Erie is at the gate of an urban revitalization process – a second spring,
prompted by its new comprehensive plan, Erie Refocused, released in
2016 by Charles Buki's firm, CZB. Since the 1980s, older industrial cities
from Pittsburgh to Chattanooga have undergone various degrees of
transformational change. The history of where, why, and how these cities
grew as they did provides an important backdrop to their present economic,
cultural, and social development. In the Jefferson Essay, author Michael
Fuhrman argues that public history and a community's story are powerful
tools for urban revitalization at the grass roots and that capitalizing on these
core assets must be a primary part of the recovery strategy. This lecture will
discuss the essay's findings and make a case for why heritage tourism could
play a critical role in Erie's future.
-Michael Fuhrman, M.S.A.
*This lecture will be held at our satellite location at Fairview Area Historical Society at 4302 Avonia Road
Michael Fuhrman, M.S.A, was born in Frankfurt, Germany, the son of a U.S. Army Master Sergeant.
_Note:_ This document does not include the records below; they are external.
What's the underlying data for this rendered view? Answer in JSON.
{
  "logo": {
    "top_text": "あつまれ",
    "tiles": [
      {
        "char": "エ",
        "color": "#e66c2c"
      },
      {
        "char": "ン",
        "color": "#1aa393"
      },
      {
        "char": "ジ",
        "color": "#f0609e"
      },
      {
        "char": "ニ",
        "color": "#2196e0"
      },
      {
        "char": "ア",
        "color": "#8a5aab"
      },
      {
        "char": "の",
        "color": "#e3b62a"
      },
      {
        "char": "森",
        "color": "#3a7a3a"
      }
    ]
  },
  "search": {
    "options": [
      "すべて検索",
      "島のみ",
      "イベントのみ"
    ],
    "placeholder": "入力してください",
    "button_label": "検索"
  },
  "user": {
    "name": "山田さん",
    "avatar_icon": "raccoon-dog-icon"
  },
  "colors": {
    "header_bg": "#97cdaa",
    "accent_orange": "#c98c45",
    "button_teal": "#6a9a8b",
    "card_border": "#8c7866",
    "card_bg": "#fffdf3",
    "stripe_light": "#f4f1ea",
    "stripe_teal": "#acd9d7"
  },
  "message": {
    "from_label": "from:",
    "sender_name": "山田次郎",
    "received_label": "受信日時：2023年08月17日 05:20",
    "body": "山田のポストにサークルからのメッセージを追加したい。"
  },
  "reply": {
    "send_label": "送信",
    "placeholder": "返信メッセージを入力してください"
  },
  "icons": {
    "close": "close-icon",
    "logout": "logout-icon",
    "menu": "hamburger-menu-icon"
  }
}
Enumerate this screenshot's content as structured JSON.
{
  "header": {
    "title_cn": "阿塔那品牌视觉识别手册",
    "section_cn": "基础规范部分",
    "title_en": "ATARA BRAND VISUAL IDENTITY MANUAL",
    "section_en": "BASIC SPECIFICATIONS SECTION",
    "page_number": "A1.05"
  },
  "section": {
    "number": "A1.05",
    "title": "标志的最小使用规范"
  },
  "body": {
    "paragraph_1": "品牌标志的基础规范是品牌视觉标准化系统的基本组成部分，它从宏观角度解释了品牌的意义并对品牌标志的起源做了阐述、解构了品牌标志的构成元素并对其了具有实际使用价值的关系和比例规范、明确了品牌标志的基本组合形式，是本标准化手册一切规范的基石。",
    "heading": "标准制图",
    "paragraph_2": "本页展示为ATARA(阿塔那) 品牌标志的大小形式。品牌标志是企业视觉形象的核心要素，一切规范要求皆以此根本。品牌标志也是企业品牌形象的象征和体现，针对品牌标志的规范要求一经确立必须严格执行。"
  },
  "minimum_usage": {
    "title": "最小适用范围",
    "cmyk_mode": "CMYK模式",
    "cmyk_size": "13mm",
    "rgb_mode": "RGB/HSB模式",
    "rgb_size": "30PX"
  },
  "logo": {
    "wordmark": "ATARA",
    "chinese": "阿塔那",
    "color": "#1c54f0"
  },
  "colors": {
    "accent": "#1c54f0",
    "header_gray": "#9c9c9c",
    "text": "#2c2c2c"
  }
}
He relocated to his family’s hometown of Erie at the age of seven, where he grew up in Marvintown at 27th and Parade streets, going on to graduate from St. John’s, Academy High School, and Mercyhurst University on Erie’s east side. A linebacker on Mercyhurst’s inaugural football team, Mr. Fuhrman graduated in 1985 with a B.A. in Dance. He spent more than two years touring Europe before returning home as Lake Erie Ballet’s first principal dancer. He earned a second degree in English from Mercyhurst and an M.S. in Nonprofit Administration from the University of Notre Dame. Previously, he has served as the Director of the 1995 Greater Erie Bicentennial, the Director of the Mary D’Angelo Performing Arts Center, and Project Manager for Destination Erie. He was a founder of the Jefferson’s Civic Leadership Academy.